Vasser college text encoding initiative or tei

#Vasser college text encoding initiative or tei full#

For example, this paragraph (p) has been marked up into sentences (s) and clauses (cl). TEI allows texts to be marked up syntactically at any level of granularity, or mixture of granularities. There is also a samples page on the TEI wiki, which gives examples of real-world projects that expose their underlying TEI. The text of the TEI guidelines is rich in examples. A variety of options to represent this sort of data is suggested by the guidelines.

#Vasser college text encoding initiative or tei full#

It is a manageable selection from the extensive set of elements available in the full TEI Guidelines.Īs an XML-based format, TEI cannot directly deal with overlapping markup and non-hierarchical structures. It defines an XML-based file format for exchanging texts. TEI Lite is an example of such a customization. In addition to documenting and describing each TEI tag, an ODD specification specifies its content model and other usage constraints, which may be expressed using schematron. The TEI defines a sophisticated customization mechanism known as ODD for this purpose.

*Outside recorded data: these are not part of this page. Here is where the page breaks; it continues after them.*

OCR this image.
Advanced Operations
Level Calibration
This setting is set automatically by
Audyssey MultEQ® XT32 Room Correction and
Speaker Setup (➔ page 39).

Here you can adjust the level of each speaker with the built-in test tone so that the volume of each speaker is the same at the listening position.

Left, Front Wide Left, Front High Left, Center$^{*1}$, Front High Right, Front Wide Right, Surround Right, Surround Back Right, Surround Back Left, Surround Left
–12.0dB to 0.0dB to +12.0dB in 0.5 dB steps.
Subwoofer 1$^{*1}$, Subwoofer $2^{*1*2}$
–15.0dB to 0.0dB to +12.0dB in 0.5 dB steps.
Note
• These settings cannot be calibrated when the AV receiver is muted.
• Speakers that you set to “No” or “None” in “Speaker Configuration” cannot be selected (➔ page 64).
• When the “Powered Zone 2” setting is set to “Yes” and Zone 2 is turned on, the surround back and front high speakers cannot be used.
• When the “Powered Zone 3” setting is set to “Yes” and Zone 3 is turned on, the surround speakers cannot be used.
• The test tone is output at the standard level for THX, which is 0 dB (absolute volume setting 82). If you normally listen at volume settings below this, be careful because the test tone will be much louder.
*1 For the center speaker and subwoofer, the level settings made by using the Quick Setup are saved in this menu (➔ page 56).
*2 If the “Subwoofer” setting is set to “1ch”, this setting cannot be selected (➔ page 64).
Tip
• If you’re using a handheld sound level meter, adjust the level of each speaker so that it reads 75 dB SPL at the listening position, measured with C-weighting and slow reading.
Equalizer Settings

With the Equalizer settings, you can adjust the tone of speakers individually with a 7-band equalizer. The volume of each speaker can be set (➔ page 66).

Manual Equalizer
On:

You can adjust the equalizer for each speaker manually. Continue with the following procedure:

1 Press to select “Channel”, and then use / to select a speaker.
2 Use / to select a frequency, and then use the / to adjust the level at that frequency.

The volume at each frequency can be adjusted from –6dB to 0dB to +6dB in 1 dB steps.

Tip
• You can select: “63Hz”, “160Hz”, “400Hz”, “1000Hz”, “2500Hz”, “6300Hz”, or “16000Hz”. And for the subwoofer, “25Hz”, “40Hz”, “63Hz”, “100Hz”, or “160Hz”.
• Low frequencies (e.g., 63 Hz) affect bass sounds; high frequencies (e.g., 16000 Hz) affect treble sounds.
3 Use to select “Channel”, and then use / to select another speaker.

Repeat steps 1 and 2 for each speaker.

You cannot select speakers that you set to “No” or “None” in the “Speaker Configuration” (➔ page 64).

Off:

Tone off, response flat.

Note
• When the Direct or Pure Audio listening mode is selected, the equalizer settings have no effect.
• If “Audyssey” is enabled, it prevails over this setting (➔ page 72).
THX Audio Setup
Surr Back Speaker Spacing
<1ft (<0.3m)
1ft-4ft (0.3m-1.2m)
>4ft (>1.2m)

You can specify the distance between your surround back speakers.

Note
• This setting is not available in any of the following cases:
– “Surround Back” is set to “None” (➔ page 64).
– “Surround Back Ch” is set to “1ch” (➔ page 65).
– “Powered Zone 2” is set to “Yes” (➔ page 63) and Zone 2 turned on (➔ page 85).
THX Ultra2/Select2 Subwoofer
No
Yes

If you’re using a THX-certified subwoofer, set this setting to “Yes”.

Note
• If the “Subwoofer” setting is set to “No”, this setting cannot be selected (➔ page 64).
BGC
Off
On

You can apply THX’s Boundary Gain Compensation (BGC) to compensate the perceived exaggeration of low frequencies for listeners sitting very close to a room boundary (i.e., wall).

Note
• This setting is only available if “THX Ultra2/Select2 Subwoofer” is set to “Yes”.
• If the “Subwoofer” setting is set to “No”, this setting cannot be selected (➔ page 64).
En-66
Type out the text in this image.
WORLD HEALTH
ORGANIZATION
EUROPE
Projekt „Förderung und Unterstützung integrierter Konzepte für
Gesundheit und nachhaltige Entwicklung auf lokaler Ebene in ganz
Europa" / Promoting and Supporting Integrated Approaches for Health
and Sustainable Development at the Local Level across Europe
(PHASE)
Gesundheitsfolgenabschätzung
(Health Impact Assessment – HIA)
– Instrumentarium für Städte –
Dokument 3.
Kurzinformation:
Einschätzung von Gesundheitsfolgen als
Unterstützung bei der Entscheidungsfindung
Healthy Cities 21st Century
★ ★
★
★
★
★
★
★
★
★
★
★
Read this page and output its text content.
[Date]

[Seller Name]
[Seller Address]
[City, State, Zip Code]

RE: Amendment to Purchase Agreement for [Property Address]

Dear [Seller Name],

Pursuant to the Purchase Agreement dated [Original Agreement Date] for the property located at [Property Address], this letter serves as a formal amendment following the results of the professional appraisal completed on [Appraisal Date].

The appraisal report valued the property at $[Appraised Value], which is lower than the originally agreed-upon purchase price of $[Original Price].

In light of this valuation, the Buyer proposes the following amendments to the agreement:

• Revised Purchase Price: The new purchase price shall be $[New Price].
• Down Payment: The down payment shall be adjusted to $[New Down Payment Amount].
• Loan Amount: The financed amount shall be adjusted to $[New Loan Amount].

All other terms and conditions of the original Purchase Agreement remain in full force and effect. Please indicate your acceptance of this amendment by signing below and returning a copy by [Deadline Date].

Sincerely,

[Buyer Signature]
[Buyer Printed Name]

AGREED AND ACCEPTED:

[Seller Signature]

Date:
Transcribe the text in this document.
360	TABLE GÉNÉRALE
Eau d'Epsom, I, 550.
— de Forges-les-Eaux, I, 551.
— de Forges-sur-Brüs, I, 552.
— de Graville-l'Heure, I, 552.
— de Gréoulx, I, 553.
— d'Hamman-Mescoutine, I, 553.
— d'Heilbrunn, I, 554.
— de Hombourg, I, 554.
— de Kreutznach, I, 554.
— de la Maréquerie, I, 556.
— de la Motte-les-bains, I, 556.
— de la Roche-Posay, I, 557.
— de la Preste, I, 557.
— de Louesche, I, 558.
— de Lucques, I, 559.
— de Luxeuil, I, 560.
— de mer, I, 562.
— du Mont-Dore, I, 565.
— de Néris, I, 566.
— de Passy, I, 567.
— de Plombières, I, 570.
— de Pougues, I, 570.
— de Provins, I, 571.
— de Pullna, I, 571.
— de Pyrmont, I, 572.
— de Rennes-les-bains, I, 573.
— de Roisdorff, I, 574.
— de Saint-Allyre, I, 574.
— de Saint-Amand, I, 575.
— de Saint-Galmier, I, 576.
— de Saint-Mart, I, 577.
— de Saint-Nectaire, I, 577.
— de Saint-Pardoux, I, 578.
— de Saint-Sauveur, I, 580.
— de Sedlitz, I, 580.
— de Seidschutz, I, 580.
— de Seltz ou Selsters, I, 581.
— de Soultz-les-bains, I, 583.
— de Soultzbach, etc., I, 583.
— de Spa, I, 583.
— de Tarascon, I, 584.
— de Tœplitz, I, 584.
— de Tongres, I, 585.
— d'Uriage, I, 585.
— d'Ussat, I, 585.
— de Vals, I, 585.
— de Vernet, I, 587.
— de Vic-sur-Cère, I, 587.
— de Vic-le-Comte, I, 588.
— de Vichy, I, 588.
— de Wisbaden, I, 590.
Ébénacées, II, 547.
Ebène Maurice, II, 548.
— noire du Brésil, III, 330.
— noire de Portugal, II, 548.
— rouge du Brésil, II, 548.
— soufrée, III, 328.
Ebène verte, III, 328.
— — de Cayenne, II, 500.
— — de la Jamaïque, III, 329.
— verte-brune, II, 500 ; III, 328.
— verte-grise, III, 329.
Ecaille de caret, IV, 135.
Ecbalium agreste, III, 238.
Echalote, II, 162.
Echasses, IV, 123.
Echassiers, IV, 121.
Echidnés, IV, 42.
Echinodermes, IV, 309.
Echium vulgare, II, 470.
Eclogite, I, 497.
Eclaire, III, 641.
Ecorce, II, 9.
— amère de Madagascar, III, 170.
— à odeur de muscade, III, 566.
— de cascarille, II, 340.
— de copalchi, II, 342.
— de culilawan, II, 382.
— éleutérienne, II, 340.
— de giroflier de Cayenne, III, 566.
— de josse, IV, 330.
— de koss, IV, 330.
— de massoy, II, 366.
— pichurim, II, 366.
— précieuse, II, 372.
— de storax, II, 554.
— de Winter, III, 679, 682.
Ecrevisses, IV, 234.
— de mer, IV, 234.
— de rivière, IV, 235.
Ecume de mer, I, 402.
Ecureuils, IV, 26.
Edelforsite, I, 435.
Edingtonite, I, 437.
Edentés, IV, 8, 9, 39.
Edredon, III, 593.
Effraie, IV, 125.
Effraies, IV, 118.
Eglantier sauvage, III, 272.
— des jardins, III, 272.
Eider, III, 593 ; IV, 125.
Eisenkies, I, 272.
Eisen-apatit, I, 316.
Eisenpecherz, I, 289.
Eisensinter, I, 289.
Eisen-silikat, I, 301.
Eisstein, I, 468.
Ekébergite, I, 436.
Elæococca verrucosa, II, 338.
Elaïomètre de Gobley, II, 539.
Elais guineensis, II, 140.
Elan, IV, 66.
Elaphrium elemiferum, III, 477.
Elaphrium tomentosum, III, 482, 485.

Most users of the format do not use the complete range of tags, but produce a customisation using a project-specific subset of the tags and attributes defined by the Guidelines. A number of tools support the production of the guidelines and the application of the guidelines to specific projects.Ī number of special tags are used to circumvent restrictions imposed by the underlying Unicode glyph to allow representation of characters that do not qualify for Unicode inclusion and choice to allow overcome the required strict linearity. Schemata in most of the modern formats ( DTD, RELAX NG and W3C Schema) are generated automatically from the tag-by-tag definitions. The standard is split into two parts, a discursive textual description with extended examples and discussion and set of tag-by-tag definitions. ( word, sentence, character, glyph, person, Įtc.) each is grounded in one or more academic disciplines and examples are given. There are some 500 different textual components and concepts Mylonas and Renear also note that the TEI has accomplished two other major achievements: it has produced a powerful new data description language (which is influencing the development of new The format differs from other well-known open formats for text (such as HTML and OpenDocument) in that it is primarily semantic rather than presentational the semantics and interpretation of every tag and attribute are specified. This effort was completely successful and the TEI Guidelines are now widely accepted as the standard interchange format for textual data.

It had as its original objective the development of an interchange language for textual data. The Text Encoding Initiative (TEI), was launched in 1987 and sponsored by the Association for Computers and the Humanities, the Association for Literary and Linguistic Computing, and the Association for Computational Linguistics. Mylonas and Renear introduce a volume of selected papers from The Text Encoding Initiative 10th Anniversary Conference, held at Brown University in November 1997.